Devletin görevlendirdiği başmüfettişin tespitleri sonrasında hazırlanan raporda hakkında somut deliller olmasına rağmen kurul kararıyla cezadan kurtulan, adı organize suç örgütü liderinin videolarında “Soylu’nun adamı’ olarak gündeme gelen Ankara Emniyet Müdürü Servet Yılmaz, Trabzonlu hemşehrisi Soylu’nun sağ kolu olarak beş yıla yakın süredir emniyet teşkilatının biçimlendirilmesinde bizzat etkin rol oynamaktadır.
Emniyet Genel Müdür Yardımcısı olduktan sonra 2017’deki Emniyet Genel Müdürlüğü Yüksek Değerlendirme Kurulu’nun doğal üyesi olarak terfi, atama ve emeklilik kararlarının altına imza atan Servet Yılmaz’ın tahmin edileceği gibi yaptığı ilk işlerden biri de kendisi hakkında ceza istemli raporu hazırlayan polis başmüfettişinin emekliliğe sevk edilmesi olmuştur.
“SERVET YILMAZ’A CEZA İSTEYEN POLİS BAŞMÜFETTİŞİ NEDEN ZORLA EMEKLİ EDİLDİ?”
Bütün bunlara göre;
-Cemevi bahçesinde polis kurşunuyla vurulan Uğur Kurt’un ölümünde, başmüfettiş raporuna göre görevini yapmadığı gerekçesi ile ceza verilmesi gereken Servet Yılmaz’a neden ceza verilmemiştir?
-Cemevi bahçesinde polis kurşunuyla vurulan Uğur Kurt’un ölümünde, başmüfettiş raporuna göre görevini yapmadığı gerekçesi ile ceza verilmesi gereken Servet Yılmaz emniyet bürokrasisinde nasıl yükselmiştir?
-Doğru beyanda bulunmadığı Müfettiş raporuyla da tespit edilen bir Emniyet yetkilisi ceza alması gerekirken nasıl terfi edebilmektedir?
-Servet Yılmaz’a ceza isteyen polis başmüfettişi neden yaşı dolmadığı halde zorla emekliliğe sevk edilmiştir?
-Hakkında rapor hazırladığı polis başmüfettişinin, Yılmaz’ın genel müdür yardımcısı olarak katıldığı ilk YDK’da emekli edilmesi bir tesadüf müdür?

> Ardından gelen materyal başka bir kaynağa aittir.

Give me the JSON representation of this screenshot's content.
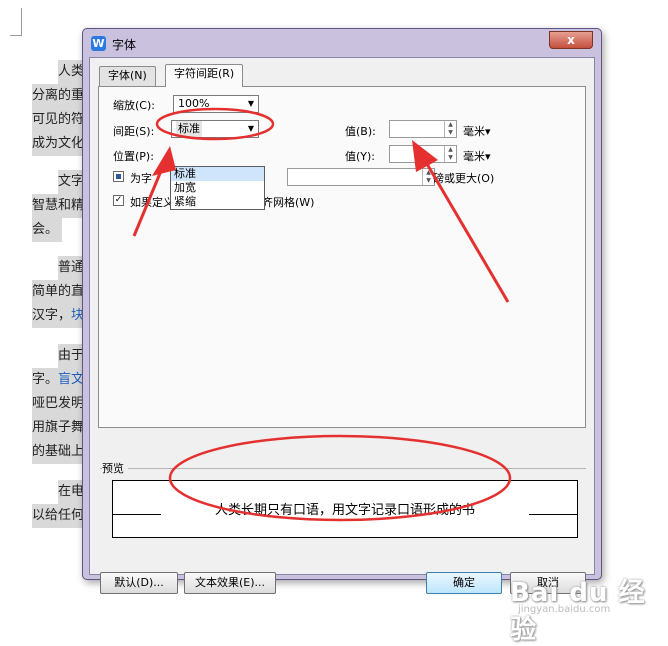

-Kamuoyuna yansıyan bu bilgiler doğrultusunda Servet Yılmaz hakkında yeniden bir soruşturma başlatılacak mıdır?
-Bakanlığınız bir taraftan Cemevlerine danışman gönderip sorunlarını öğrenmeye çalışırken, diğer taraftan Cemevi bahçesinde katledilen Uğur Kurt’un ölümünde sorumluluğu bulunan bir şahsın terfi etmesine nasıl göz yummaktadır?”